His face fell. It suddenly occurred to me that we were not exactly behaving like professional musicians.
"I think I could manage a pub piano backing of one of her songs, if I had to," I said.
His face brightened: "I'll give you a ring if we need you."
He gave me a ring. The Dame had agreed to sing "We'll Meet Again".
"Do you know it?" he asked.
"Never played it, but it sounds easy," I said. "I'll buy the music. I'll learn it."
I bought one of those albums of wartime songs containing black-and-white photographs of people digging allotments and the music for the songs they sang as they dug for victory, like "Der Fhrer's Face" and "Kiss Me Good Night, Sergeant Major" and "Lilli Marlene". And there was "We'll Meet Again".
It was written in G major.
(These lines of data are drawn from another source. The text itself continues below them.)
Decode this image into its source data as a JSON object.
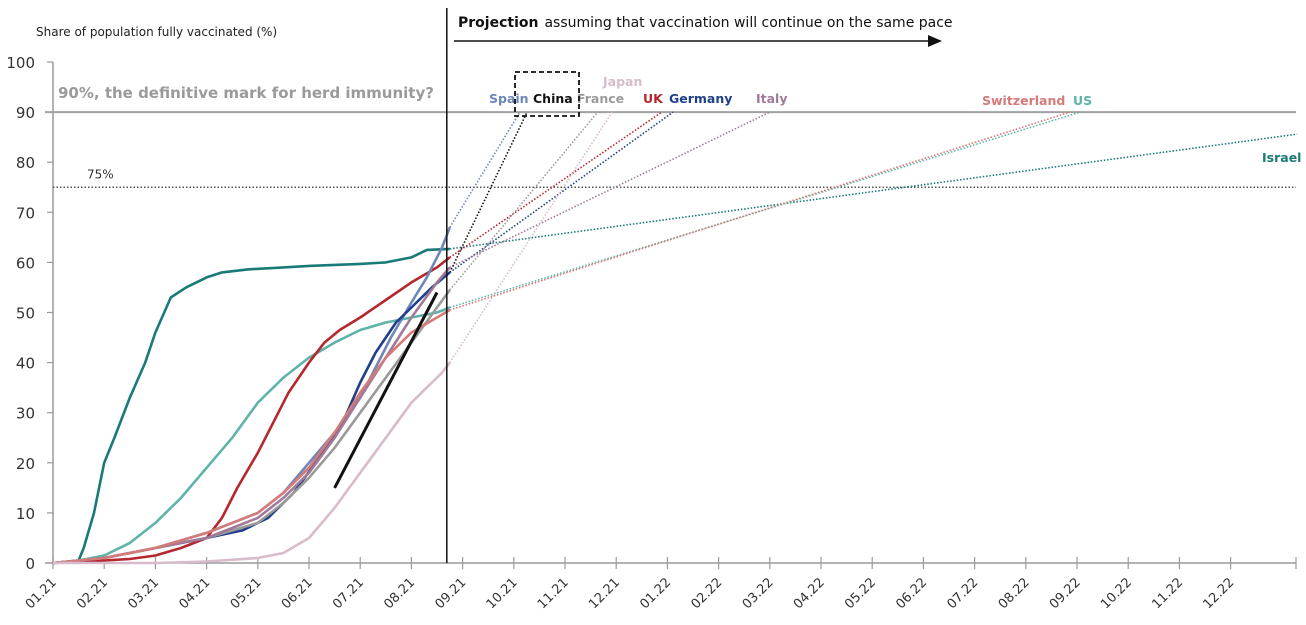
{
  "chart_data": {
    "type": "line",
    "ylabel": "Share of population fully vaccinated (%)",
    "xlabel": "",
    "ylim": [
      0,
      100
    ],
    "yticks": [
      0,
      10,
      20,
      30,
      40,
      50,
      60,
      70,
      80,
      90,
      100
    ],
    "x_unit": "months since 01.21",
    "xlim": [
      0,
      24
    ],
    "xticks": [
      "01.21",
      "02.21",
      "03.21",
      "04.21",
      "05.21",
      "06.21",
      "07.21",
      "08.21",
      "09.21",
      "10.21",
      "11.21",
      "12.21",
      "01.22",
      "02.22",
      "03.22",
      "04.22",
      "05.22",
      "06.22",
      "07.22",
      "08.22",
      "09.22",
      "10.22",
      "11.22",
      "12.22"
    ],
    "grid": false,
    "projection_start": 7.75,
    "projection_text_bold": "Projection",
    "projection_text": "assuming that vaccination will continue on the same pace",
    "reference_lines": [
      {
        "value": 90,
        "label": "90%, the definitive mark for herd immunity?",
        "style": "solid",
        "color": "#a0a0a0"
      },
      {
        "value": 75,
        "label": "75%",
        "style": "dotted",
        "color": "#555555"
      }
    ],
    "series": [
      {
        "name": "Israel",
        "color": "#1a7a78",
        "x": [
          0,
          0.5,
          0.6,
          0.8,
          1.0,
          1.2,
          1.5,
          1.8,
          2.0,
          2.3,
          2.6,
          3.0,
          3.3,
          3.8,
          4.5,
          5.0,
          5.5,
          6.0,
          6.5,
          7.0,
          7.3,
          7.75
        ],
        "values": [
          0,
          0.5,
          3,
          10,
          20,
          25,
          33,
          40,
          46,
          53,
          55,
          57,
          58,
          58.6,
          59,
          59.3,
          59.5,
          59.7,
          60,
          61,
          62.5,
          62.7
        ],
        "projection": {
          "x_end": 24.3,
          "value_end": 85.6
        }
      },
      {
        "name": "US",
        "color": "#5fb3a9",
        "x": [
          0,
          0.5,
          1.0,
          1.5,
          2.0,
          2.5,
          3.0,
          3.5,
          4.0,
          4.5,
          5.0,
          5.5,
          6.0,
          6.5,
          7.0,
          7.5,
          7.75
        ],
        "values": [
          0,
          0.5,
          1.5,
          4,
          8,
          13,
          19,
          25,
          32,
          37,
          41,
          44,
          46.5,
          48,
          49,
          50,
          51
        ],
        "projection": {
          "x_end": 20.06,
          "value_end": 90
        }
      },
      {
        "name": "UK",
        "color": "#b5272d",
        "x": [
          0,
          0.5,
          1.0,
          1.5,
          2.0,
          2.5,
          3.0,
          3.3,
          3.6,
          4.0,
          4.3,
          4.6,
          5.0,
          5.3,
          5.6,
          6.0,
          6.5,
          7.0,
          7.5,
          7.75
        ],
        "values": [
          0,
          0.2,
          0.5,
          0.8,
          1.5,
          3,
          5,
          9,
          15,
          22,
          28,
          34,
          40,
          44,
          46.5,
          49,
          52.5,
          56,
          59,
          61
        ],
        "projection": {
          "x_end": 11.89,
          "value_end": 90
        }
      },
      {
        "name": "Spain",
        "color": "#6f86b8",
        "x": [
          0,
          1.0,
          2.0,
          3.0,
          4.0,
          4.5,
          5.0,
          5.5,
          6.0,
          6.3,
          6.6,
          7.0,
          7.3,
          7.6,
          7.75
        ],
        "values": [
          0,
          1,
          3,
          6,
          10,
          14,
          20,
          26,
          33,
          39,
          45,
          52,
          57,
          63,
          67
        ],
        "projection": {
          "x_end": 9.12,
          "value_end": 90
        }
      },
      {
        "name": "Germany",
        "color": "#1f3f8a",
        "x": [
          0,
          1.0,
          2.0,
          3.0,
          3.7,
          4.2,
          4.7,
          5.2,
          5.7,
          6.0,
          6.3,
          6.7,
          7.0,
          7.4,
          7.75
        ],
        "values": [
          0,
          1,
          3,
          5,
          6.5,
          9,
          14,
          21,
          29,
          36,
          42,
          48,
          51,
          55,
          58
        ],
        "projection": {
          "x_end": 12.11,
          "value_end": 90
        }
      },
      {
        "name": "France",
        "color": "#9a9a9a",
        "x": [
          0,
          1.0,
          2.0,
          3.0,
          4.0,
          4.5,
          5.0,
          5.5,
          6.0,
          6.5,
          7.0,
          7.5,
          7.75
        ],
        "values": [
          0,
          1,
          3,
          5,
          8,
          12,
          17,
          23,
          30,
          37,
          44,
          51,
          54.5
        ],
        "projection": {
          "x_end": 10.64,
          "value_end": 90
        }
      },
      {
        "name": "Italy",
        "color": "#a07a98",
        "x": [
          0,
          1.0,
          2.0,
          3.0,
          4.0,
          4.5,
          5.0,
          5.5,
          6.0,
          6.5,
          7.0,
          7.5,
          7.75
        ],
        "values": [
          0,
          1,
          3,
          5,
          9,
          13,
          18,
          25,
          33,
          41,
          49,
          56,
          59
        ],
        "projection": {
          "x_end": 14.0,
          "value_end": 90
        }
      },
      {
        "name": "Switzerland",
        "color": "#d47a78",
        "x": [
          0,
          1.0,
          2.0,
          3.0,
          4.0,
          4.5,
          5.0,
          5.5,
          6.0,
          6.5,
          7.0,
          7.5,
          7.75
        ],
        "values": [
          0,
          1,
          3,
          6,
          10,
          14,
          19,
          26,
          34,
          41,
          46,
          49,
          50.5
        ],
        "projection": {
          "x_end": 19.86,
          "value_end": 90
        }
      },
      {
        "name": "Japan",
        "color": "#d8bccb",
        "x": [
          0,
          2.0,
          3.0,
          4.0,
          4.5,
          5.0,
          5.5,
          6.0,
          6.5,
          7.0,
          7.3,
          7.6,
          7.75
        ],
        "values": [
          0,
          0,
          0.3,
          1,
          2,
          5,
          11,
          18,
          25,
          32,
          35,
          38,
          40
        ],
        "projection": {
          "x_end": 10.92,
          "value_end": 90
        }
      },
      {
        "name": "China",
        "color": "#111111",
        "x": [
          5.5,
          7.5
        ],
        "values": [
          15,
          54
        ],
        "projection": {
          "x_start": 7.75,
          "value_start": 58,
          "x_end": 9.26,
          "value_end": 90
        }
      }
    ],
    "highlight_box": "China"
  }
}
Not a bad key. I practised it. One or two funny chords, but not that hard. I went along to the programme full of confidence. I was introduced to the Dame. She smiled and went on with another conversation. I was just retreating from the regal presence when I was approached by a small, anxious, middle-aged man. He turned out to be her husband.
"Here, are you the bloke that's playing for our Vera?" he said.
"I am her accompanist," I said stiffly.
"What key are you playing it in?"
"G."
"G? G? You can't do it in G!"
"Why not?" I said. "It was written in G."
"I don't care about that," he said. "Vera hasn't been able to get up to G since about 1950. We're down to E flat major now."
Not only is E flat a whole two tones lower, it is also a very different kind of key, especially if you are playing "We'll Meet Again" in it. For the first time. With Vera Lynn. Without any rehearsal.
I went into panic mode. I spent the next frenzied little while scribbling the new chords into my wartime album, but before I could even try them out on a piano, we were into the studio and recording the programme. It was a nightmare. I was about to charge into no man's land and I did not even know if my gun was loaded.
All I can remember of the programme now was the moment when the guests were all asked to nominate a new year's resolution and Jonathan Miller said that his was to give up eating stews and casseroles.
Robert Robinson asked him to enlarge on that.
"Oh, you never know what you're going to find in the bottom of those mystery dishes," said Dr Miller. "It's like trawling a pond for clues.
"You put in a fork and you bring up this mass of unidentified cartilaginous integument, rather like the corsetry of some ancient whore who drowned there many years previously."
I remember that phrase "cartilaginous integument" with total clarity. What I cannot remember is what it was like playing for Vera Lynn. The memory has been suppressed. We must have got through it somehow, but more thanks to her than me.
Well, she had spent 30 years getting from G to E flat, after all, and I had had barely half an hour for the same trip. Some of it I got right, some I did not. Later, a fan of the group wrote to Instant Sunshine saying he thought our songs on the programme were really good, "but who on earth was that pianist?"
Yes, I have mixed feelings about Dame Vera. Put it this way: I did not go to Hyde Park the other night and I did not hear her singing "We'll Meet Again".
Did anyone notice what key she does it in now, by the way?